CONNECTING WITH STUDENTS
Since students are able to ask their own questions on Packback, Dr. Combes was able to see what topics students were interested in and what ideas they were struggling with.
Students found themselves thinking more critically about the class materials because they were able to discuss concepts with their classmates on Packback and share how it related to other courses.
ENGAGING STUDENTS IN LARGE LECTURES
Dr. Combes found that incorporating in-class activities and online discussion through Packback to be beneficial in engaging all the students in her large lecture of more than 400 students.
Engaging Students in Large Lectures with Class Activities
Dr. Combes organized a set of lecture notes, picked a book and was ready to tackle teaching an auditorium full of students. But Dr. Combes wasn’t finished preparing. She wanted to move beyond simply presenting lecture slides and preparing students for tests. She wanted students to understand how Animal Behavior impacted the world. Dr.Combes decided to add in-class activities to encourage students to take ownership of their learning and further explore the subject.
Dr. Combes incorporated two activities to promote critical thinking and analysis of the class materials. The first activity was an innovative round of rock-paper-scissors. This game was designed to help students make predictions about fighting strategies in game theory models. She also tried an experiment with different sized piles of candy to teach optimal foraging models.

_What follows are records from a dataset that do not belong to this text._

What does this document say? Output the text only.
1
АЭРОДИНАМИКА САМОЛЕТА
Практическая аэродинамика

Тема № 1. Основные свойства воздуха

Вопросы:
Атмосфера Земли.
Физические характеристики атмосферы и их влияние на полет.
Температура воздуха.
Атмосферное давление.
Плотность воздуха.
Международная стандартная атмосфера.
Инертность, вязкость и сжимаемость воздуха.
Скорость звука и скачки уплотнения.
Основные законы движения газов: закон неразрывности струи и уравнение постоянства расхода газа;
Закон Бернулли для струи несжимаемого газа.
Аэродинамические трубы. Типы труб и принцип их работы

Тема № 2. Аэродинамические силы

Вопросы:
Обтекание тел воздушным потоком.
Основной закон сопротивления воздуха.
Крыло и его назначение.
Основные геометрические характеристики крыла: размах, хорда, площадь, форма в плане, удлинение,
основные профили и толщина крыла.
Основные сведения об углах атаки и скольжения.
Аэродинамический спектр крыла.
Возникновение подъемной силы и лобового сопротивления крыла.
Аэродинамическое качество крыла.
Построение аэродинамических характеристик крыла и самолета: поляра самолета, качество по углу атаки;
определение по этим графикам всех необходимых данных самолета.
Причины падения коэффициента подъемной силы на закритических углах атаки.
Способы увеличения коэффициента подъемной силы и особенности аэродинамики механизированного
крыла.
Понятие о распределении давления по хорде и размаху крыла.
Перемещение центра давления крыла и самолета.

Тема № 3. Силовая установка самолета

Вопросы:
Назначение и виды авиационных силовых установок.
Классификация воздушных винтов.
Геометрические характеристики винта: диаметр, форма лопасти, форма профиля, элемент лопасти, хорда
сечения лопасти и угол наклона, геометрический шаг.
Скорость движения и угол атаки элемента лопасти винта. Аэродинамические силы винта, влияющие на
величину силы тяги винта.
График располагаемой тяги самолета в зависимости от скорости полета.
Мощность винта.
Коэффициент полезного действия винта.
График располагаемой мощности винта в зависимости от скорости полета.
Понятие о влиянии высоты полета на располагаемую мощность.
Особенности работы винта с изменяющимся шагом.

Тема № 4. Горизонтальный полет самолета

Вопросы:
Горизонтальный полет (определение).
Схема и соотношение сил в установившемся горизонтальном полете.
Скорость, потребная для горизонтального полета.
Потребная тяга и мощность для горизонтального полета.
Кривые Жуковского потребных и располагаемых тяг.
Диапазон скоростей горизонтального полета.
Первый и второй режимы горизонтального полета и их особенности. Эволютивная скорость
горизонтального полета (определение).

Incorporating Discussion in a Large Lecture
The activities were a success, however, Dr. Combes still wasn’t sure how to structure a discussion in such a large course.
“Any course that big with no discussion, it sucks. I had to fill that void where they don’t get to talk about the material or think about it much beyond studying and lecture,” says Dr. Combes. “[Incorporating discussion] is partly to get them to think beyond the material and be curious, [but] if you get the right dynamic going, one student in discussion will explain something to another and that’s always the best way to learn; if you can explain something to someone else.”
Dr. Combes discovered Packback and implemented the online discussion board as part of a participation grade. She required students to ask one question and respond to two each week. By providing students with an open-form to discuss Animal Behavior, Dr. Combes hoped students would apply what they learned in class to discussions that were of interest to them. And to Dr. Combes’ surprise, that’s exactly what students did.
Dr. Combes’ community was filled with a range of questions. She noticed students processing the material and relating Animal Behavior concepts to other courses. There were questions from psychology majors asking, “Can animals be depressed?” “Have animals ever taken their own lives intentionally?” and “Do animals experience mental illnesses like humans do?” Pre-agriculture and livestock management majors asked, “Do animals in slaughterhouse have a sense of imminent fate?” A few students even had a discussion about paleontology and wondered, “How paleontologists could learn about [a] dinosaur’s behavior just by looking at a fossil?”
“What I liked about [Packback] was that you could tell that students had certain interests. It was kind of cool that they could follow their own curiosity,” says Dr. Combes.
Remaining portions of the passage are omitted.